Ava Leavell Haymon was the 2013–2015 Poet Laureate of Louisiana.

==Career==
She is the author of four collections of poetry, including Eldest Daughter, Why the House Is Made of Gingerbread, Kitchen Heat, and The Strict Economy of Fire, along with five chapbooks.

She is the editor of the forthcoming Louisiana State University Press, Barataria Poetry Series (Spring 2014) and has been awarded the Louisiana Literature Prize for poetry in 2003, the L.E. Phillabaum Poetry Award for 2010, the Mississippi Institute of Arts and Letters 2011 Award in Poetry and has taught as an Artist in the Schools for a number of years.

Her third book, Why The House Was Made Of Gingerbread, was chosen as one of the top ten books of 2010 by Women's Voices for Change.

Ava's work has appeared in Northwest Review, Prairie Schooner, Poetry, and others.

==Selected works==

===Books===
- "Eldest Daughter: Poems" (2013)
- "Why the House Is Made of Gingerbread: Poems" (2010)
- "Kitchen Heat: Poems" (2006)
- "The Strict Economy of Fire: Poems" (2004)

==Chapbooks==
- Why the Groundhog Fears Her Shadow.

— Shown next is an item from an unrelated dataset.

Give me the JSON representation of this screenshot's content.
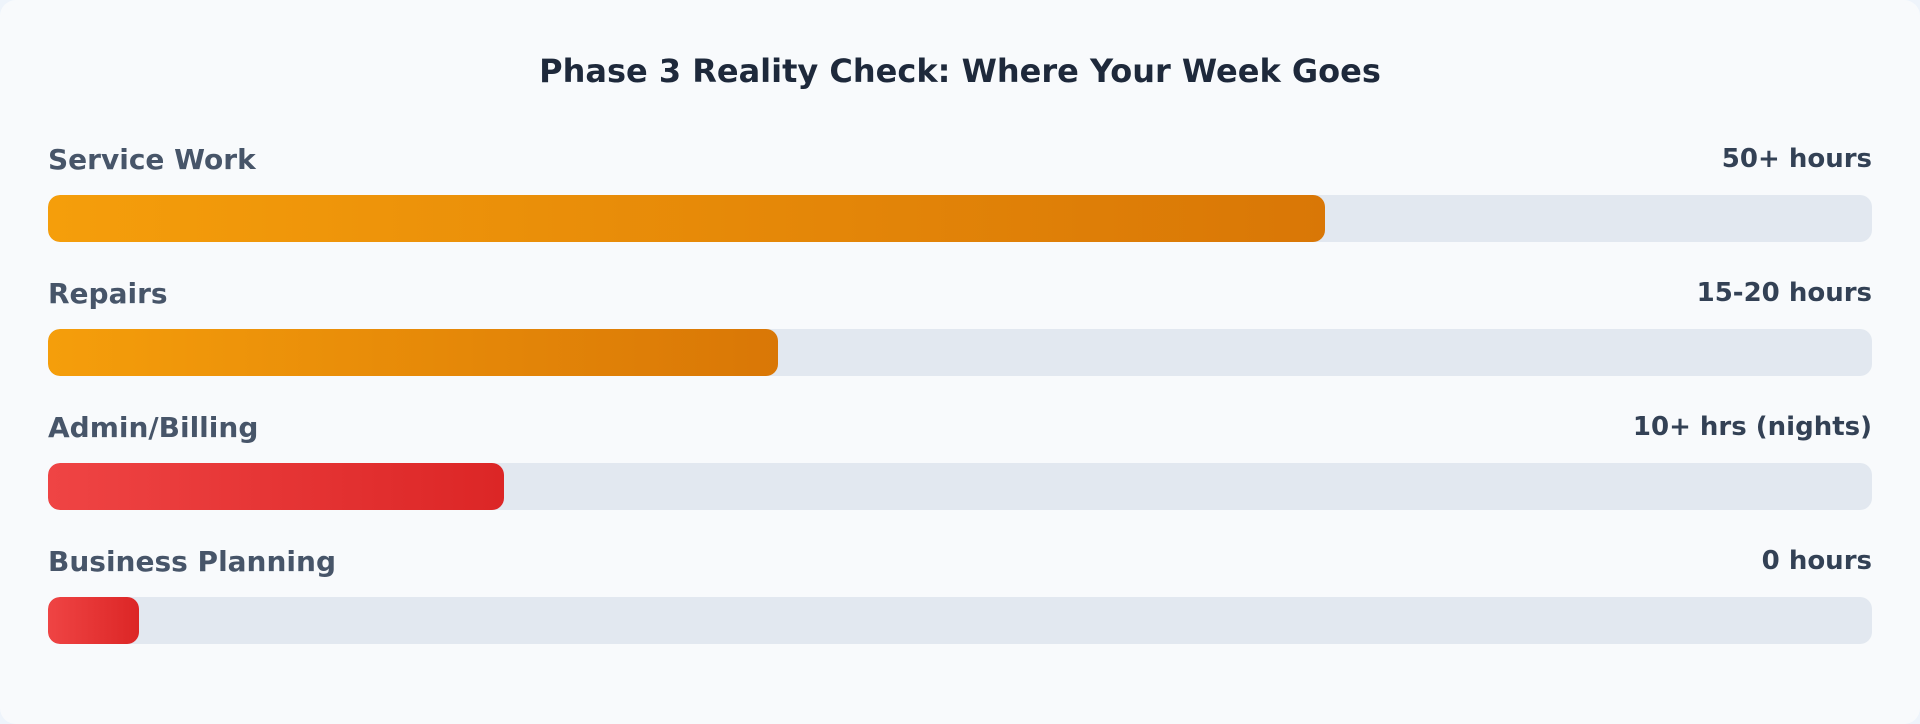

Greensboro, North Carolina: March Street Press, 1996. ISBN 9781882983148
- Built in Fear of Heat. Troy, Maine: Nightshade Press, 1994. ISBN 9781879205451
- Staving Off Rapture. Chico, California: Flume Press, 1994. ISBN 9780961398491
- A Name Gift for Every Child. Baton Rouge: Mother Daybreak Press, 1991.